United States District Court, D. Nevada

July 13, 2017

CLARENCE MOSES WILLIS, et al., Defendants.


         Presently before the court is pro se defendant Clarence Moses Willis's (“Willis”) motion to set aside clerk's entry of default. (ECF No. 220). Plaintiff Federal National Mortgage Association (“Fannie Mae”) filed a response (ECF No. 223), to which Willis replied (ECF No. 230).

         Also before the court is Willis's motion for recusal of district judge. (ECF No. 228).

         I. Facts

         This case arises from allegations of fraud, conspiracy to defraud, slander of title, unjust enrichment, fraudulent conveyance, violation of 18 U.S.C. § 1723(a), trespass, and quiet title to real property against defendants Willis, Ernest C. Aldridge (“Aldridge”), Geri L. McKinnon, [1] and Creative Solutions 4 U, LLC (collectively, as “defendants”).

         Fannie Mae alleges that over the course of several months, defendants have engaged in a conspiracy to defraud Fannie Mae of its interest in eight (8) subject properties.[2] Fannie Mae further alleges that defendants, without any legal right or authorization by Fannie Mae, prepared, executed, and recorded deeds purporting to transfer title from Fannie Mae to defendants.

         On February 25, 2016, Fannie Mae filed an amended complaint, alleging nineteen (19) causes of action against the various defendants. (ECF No. 41).

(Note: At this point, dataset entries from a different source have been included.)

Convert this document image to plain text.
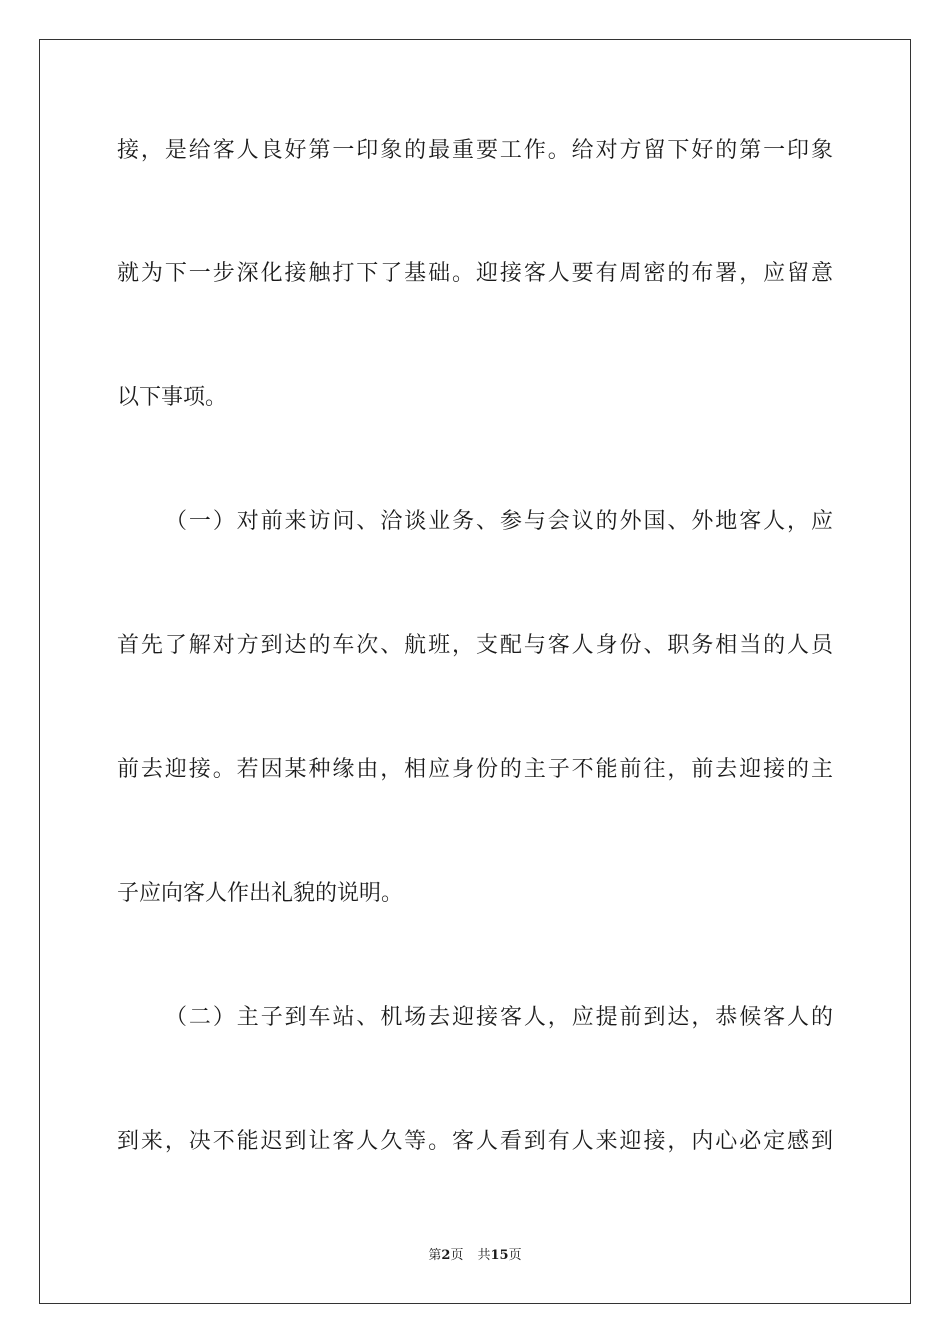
接，是给客人良好第一印象的最重要工作。给对方留下好的第一印象
就为下一步深化接触打下了基础。迎接客人要有周密的布署，应留意
以下事项。
（一）对前来访问、洽谈业务、参与会议的外国、外地客人，应
首先了解对方到达的车次、航班，支配与客人身份、职务相当的人员
前去迎接。若因某种缘由，相应身份的主子不能前往，前去迎接的主
子应向客人作出礼貌的说明。
（二）主子到车站、机场去迎接客人，应提前到达，恭候客人的
到来，决不能迟到让客人久等。客人看到有人来迎接，内心必定感到
第2页 共15页
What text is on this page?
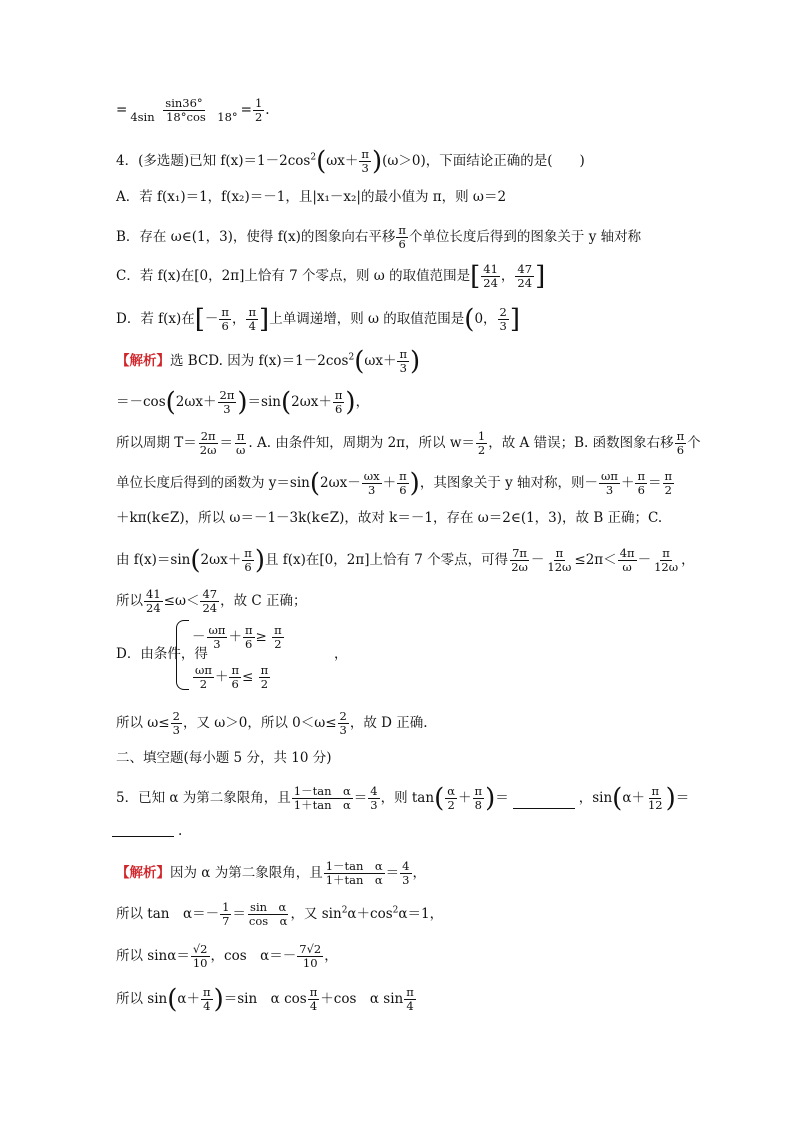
= $\frac{\sin 36^\circ}{4\sin 18^\circ\cos 18^\circ} = \frac{1}{2}$ .
4．(多选题)已知 $f(x)=1-2\cos^2(\omega x+ \frac{\pi}{3} )(\omega>0)$，下面结论正确的是(　　)
A．若 f(x₁)＝1，f(x₂)＝－1，且|x₁－x₂|的最小值为 π，则 ω＝2
B．存在 ω∈(1，3)，使得 f(x)的图象向右平移 $\frac{\pi}{6}$ 个单位长度后得到的图象关于 y 轴对称
C．若 f(x)在[0，2π]上恰有 7 个零点，则 ω 的取值范围是[ $\frac{41}{24}$ ， $\frac{47}{24}$ ]
D．若 f(x)在[－ $\frac{\pi}{6}$ ， $\frac{\pi}{4}$ ]上单调递增，则 ω 的取值范围是(0， $\frac{2}{3}$ ]
【解析】选 BCD. 因为 $f(x)=1-2\cos^2(\omega x+ \frac{\pi}{3}$ )
$=-\cos(2\omega x+ \frac{2\pi}{3} )=\sin(2\omega x+ \frac{\pi}{6}$ )，
所以周期 $T= \frac{2\pi}{2\omega} = \frac{\pi}{\omega}$ . A. 由条件知，周期为 2π，所以 $w= \frac{1}{2}$ ，故 A 错误；B. 函数图象右移 $\frac{\pi}{6}$ 个
单位长度后得到的函数为 $y=\sin(2\omega x- \frac{\omega x}{3} + \frac{\pi}{6}$ )，其图象关于 y 轴对称，则－ $\frac{\omega\pi}{3} + \frac{\pi}{6} = \frac{\pi}{2}$
＋kπ(k∈Z)，所以 ω＝－1－3k(k∈Z)，故对 k＝－1，存在 ω＝2∈(1，3)，故 B 正确；C.
由 $f(x)=\sin(2\omega x+ \frac{\pi}{6}$ )且 f(x)在[0，2π]上恰有 7 个零点，可得 $\frac{7\pi}{2\omega} - \frac{\pi}{12\omega} \le 2\pi< \frac{4\pi}{\omega} - \frac{\pi}{12\omega}$ ，
所以 $\frac{41}{24} \le\omega< \frac{47}{24}$ ，故 C 正确；
D．由条件，得
－ $\frac{\omega\pi}{3} + \frac{\pi}{6} \ge \frac{\pi}{2}$
$\frac{\omega\pi}{2} + \frac{\pi}{6} \le \frac{\pi}{2}$
，
所以 $\omega\le \frac{2}{3}$ ，又 ω＞0，所以 $0<\omega\le \frac{2}{3}$ ，故 D 正确.
二、填空题(每小题 5 分，共 10 分)
5．已知 α 为第二象限角，且 $\frac{\text{1－tan　α}}{\text{1＋tan　α}} = \frac{4}{3}$ ，则 $\tan( \frac{\alpha}{2} + \frac{\pi}{8}$ )＝	，$\sin(\alpha+ \frac{\pi}{12}$ )＝
.
【解析】因为 α 为第二象限角，且 $\frac{\text{1－tan　α}}{\text{1＋tan　α}} = \frac{4}{3}$ ，
所以 tan　$\alpha=- \frac{1}{7} = \frac{\text{sin　α}}{\text{cos　α}}$ ，又 $\sin^2\alpha+\cos^2\alpha=1$，
所以 $\sin\alpha= \frac{√2}{10}$ ，cos　$\alpha=- \frac{7√2}{10}$ ，
所以 $\sin(\alpha+ \frac{\pi}{4} )=\sin$　α $\cos \frac{\pi}{4} +\cos$　α $\sin \frac{\pi}{4}$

         On July 21, 2016, Fannie Mae served written discovery requests including interrogatories, requests for production, and requests for admission on Willis. On August 22, 2016, Willis filed a motion for protective order (ECF No. 86) in regard to Fannie Mae's written discovery. On September 14, 2016, the court denied Willis's motion and instructed him to respond to Fannie Mae's written discovery requests by September 27, 2016. Willis, however, did not respond to plaintiff's written discovery. After Willis informed Fannie Mae that he was not available to attend his deposition scheduled for September 16, 2016, Fannie Mae rescheduled and re-noticed his deposition to December 21, 2016. On multiple occasions, Fannie Mae communicated with Willis in regard to his deposition in an attempt to coordinate. Willis did not attend the deposition despite having received notice.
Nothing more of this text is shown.